Definition
- A rare, aggressive, malignant neoplasm with the histological and immunophenotypic characteristics of mature histiocytes
- It exhibits no other lines of differentiation.
Diagnostic Criteria
- Essential:
- A population of malignant cells expressing histiocytic antigens.
- Exclusion of other lines of differentiation (glial, meningothelial, epithelial, melanocytic, lymphocytic, muscular, vascular, etc.).
- Desirable: None specified in the sources.
Numbers
- Mean age 52 years
- Fewer than 100 cases have been reported, most of them in adults.
WHO Grade
- No grading but it is a malignancy.
Localisation
- Brain parenchyma
- Meninges
- Cavernous sinus
Histopathology
Macroscopic
- Histiocytic sarcomas are destructive, soft, fleshy, white masses.

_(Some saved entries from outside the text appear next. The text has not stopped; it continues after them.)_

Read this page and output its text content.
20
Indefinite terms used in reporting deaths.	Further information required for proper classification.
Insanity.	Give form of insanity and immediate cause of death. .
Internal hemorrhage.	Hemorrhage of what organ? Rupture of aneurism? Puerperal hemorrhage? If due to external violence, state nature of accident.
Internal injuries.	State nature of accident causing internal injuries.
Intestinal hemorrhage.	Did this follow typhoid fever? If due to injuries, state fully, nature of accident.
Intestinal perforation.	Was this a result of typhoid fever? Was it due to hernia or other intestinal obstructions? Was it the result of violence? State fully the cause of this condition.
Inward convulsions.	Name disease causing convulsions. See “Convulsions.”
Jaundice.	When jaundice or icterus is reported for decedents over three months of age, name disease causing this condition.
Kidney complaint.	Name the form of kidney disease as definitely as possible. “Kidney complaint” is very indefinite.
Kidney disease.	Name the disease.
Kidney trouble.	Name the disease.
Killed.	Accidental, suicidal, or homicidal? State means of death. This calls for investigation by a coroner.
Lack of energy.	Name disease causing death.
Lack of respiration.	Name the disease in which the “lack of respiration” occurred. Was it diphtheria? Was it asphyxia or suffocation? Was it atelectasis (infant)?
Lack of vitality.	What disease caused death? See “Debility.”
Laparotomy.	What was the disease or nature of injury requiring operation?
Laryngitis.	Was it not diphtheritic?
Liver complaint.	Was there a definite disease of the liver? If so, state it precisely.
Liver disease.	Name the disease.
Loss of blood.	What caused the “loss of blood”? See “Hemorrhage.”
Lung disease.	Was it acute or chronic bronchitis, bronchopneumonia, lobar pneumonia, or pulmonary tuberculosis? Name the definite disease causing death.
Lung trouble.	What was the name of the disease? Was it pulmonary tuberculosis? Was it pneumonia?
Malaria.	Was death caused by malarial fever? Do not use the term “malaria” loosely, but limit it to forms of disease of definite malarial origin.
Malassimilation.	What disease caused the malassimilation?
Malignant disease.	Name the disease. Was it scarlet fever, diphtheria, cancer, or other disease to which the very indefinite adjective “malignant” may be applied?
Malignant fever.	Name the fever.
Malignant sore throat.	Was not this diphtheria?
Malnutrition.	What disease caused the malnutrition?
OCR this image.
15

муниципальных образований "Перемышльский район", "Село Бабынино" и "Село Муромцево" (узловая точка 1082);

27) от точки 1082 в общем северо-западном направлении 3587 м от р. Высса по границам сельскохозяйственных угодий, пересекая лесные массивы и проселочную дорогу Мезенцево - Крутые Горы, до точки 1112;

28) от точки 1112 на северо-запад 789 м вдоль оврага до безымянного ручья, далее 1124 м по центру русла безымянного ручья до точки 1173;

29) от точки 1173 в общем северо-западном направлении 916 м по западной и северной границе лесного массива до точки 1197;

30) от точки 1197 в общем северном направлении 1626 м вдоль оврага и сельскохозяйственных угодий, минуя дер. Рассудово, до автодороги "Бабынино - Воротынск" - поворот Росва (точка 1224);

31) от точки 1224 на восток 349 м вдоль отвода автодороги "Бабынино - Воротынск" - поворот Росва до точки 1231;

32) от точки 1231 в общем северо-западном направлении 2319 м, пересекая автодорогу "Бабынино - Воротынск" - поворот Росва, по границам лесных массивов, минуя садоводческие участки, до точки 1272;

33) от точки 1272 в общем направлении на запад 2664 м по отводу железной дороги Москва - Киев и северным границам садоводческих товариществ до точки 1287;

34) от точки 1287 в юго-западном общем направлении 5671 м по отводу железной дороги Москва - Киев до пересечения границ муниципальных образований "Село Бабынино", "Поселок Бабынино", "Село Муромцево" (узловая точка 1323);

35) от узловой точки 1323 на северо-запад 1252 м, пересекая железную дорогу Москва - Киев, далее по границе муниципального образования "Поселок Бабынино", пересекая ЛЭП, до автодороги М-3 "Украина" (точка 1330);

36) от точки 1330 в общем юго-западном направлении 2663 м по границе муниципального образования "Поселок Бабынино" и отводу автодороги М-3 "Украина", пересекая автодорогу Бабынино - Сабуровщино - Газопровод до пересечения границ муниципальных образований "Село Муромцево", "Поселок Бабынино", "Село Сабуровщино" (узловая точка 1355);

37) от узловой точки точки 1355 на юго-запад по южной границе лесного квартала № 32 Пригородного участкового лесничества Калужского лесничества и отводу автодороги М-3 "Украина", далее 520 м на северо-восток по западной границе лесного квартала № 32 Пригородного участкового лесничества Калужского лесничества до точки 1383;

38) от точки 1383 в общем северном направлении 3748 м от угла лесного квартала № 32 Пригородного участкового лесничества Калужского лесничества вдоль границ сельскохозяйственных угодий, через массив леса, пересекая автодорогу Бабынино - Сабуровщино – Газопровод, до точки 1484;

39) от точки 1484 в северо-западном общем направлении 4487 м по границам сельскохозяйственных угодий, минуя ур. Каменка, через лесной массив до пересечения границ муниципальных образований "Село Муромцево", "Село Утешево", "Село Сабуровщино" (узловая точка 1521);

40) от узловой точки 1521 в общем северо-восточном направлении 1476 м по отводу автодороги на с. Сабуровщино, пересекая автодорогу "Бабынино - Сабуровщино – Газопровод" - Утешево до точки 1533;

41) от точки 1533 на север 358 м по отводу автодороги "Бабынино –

- They may have occasional yellow necrotic foci.
Microscopic
- Characterized by highly cellular, non-cohesive infiltrates of large, moderately pleomorphic, mitotically active histiocytes.
- Tumour cells have abundant eosinophilic cytoplasm, variably indented to irregular nuclei, and often prominent nucleoli.
- Occasional multinucleated or spindled forms are common.
- A background reactive inflammation is commonly present.
Immunophenotype
- +
- Histiocytic markers (e.g. CD68, CD163, lysozyme, CD11c, and CD14)
- -
- Myeloid antigens
- Dendritic antigens
- CD30
- ALK
- Other lymphoid markers
- Glial Ag
- Epithelial Ag
- Melanocytic Ag
- Follicular dendritic cell antigens CD23 and CD35
- Follicular dendritic cell sarcoma expressing these antigens may primarily arise in the brain and must be differentiated from histiocytic sarcoma
- BRAF p.V600E expression is rare, despite common MAPK alterations.
- Variably
- CD34
Aetiology
- Radiation
Genetic features
- A study reported RAS/MAPK pathway gene alterations in 16 of 28 cases (57%); these commonly affected MAP2K1, KRAS, and BRAF, but also NRAS, PTPN11, NF1, and CBL.
- PI3K/AKT/mTOR pathway gene alterations were found in 6 cases (21%); these affected PTEN, MTOR, PIK3B1, and PIK3CA.
- Alterations in both pathways were not mutually exclusive.
- CDKN2A and/or CDKN2B were altered in 13 cases (46%), half of which showed homozygous deletions.
- Single reported cases featured KRAS, NRAS, or CSF1R mutations, or BRAF fusion.
- Lack IGH or T-cell receptor gene Clonality
Clinical Features
- Neurological symptoms are related to tumour location.
- Progress rapidly due to disseminated disease
Radiological Features
- Neuroimaging typically mimics a malignant primary CNS tumour.
- Shinohara 2025:
- On MRI, shows low-to-intermediate T1 signal, heterogeneous high T2 signal; demonstrates diffuse homogeneous or heterogeneous contrast enhancement.
- Ultrasonography reveals multilobulated hypoechoic masses with internal vascularity on color Doppler.
- Non-specific features mimic lymphoma, sarcoma, or carcinoma; biopsy with IHC essential for differentiation.
Management
- Rare so no standardised protocols
- Localised Disease
- Shinohara 2025: Surgical resection (R0 margins) is mainstay for unifocal HS; adjuvant radiotherapy added for close margins to curb local recurrence.
- Advanced Disease
- Shinohara 2025: CHOP (± etoposide as CHOEP) is common first-line chemotherapy for multifocal/metastatic HS, though relapses frequent.
- Consolidation & Targeted
- Shinohara 2025:
- Hematopoietic Stem Cell Transplantation (autologous/allogeneic) consolidates responses in eligible patients, with some long-term remissions.
- Targeted options include BRAF/MEK inhibitors (vemurafenib, trametinib) for MAPK mutations, mTOR inhibitors (sirolimus) for PI3K pathway, and PD-1 inhibitors (pembrolizumab) for PD-L1+ tumors.
Prognosis
- Survival time has been less than 12 months after initial presentation in most reported patients.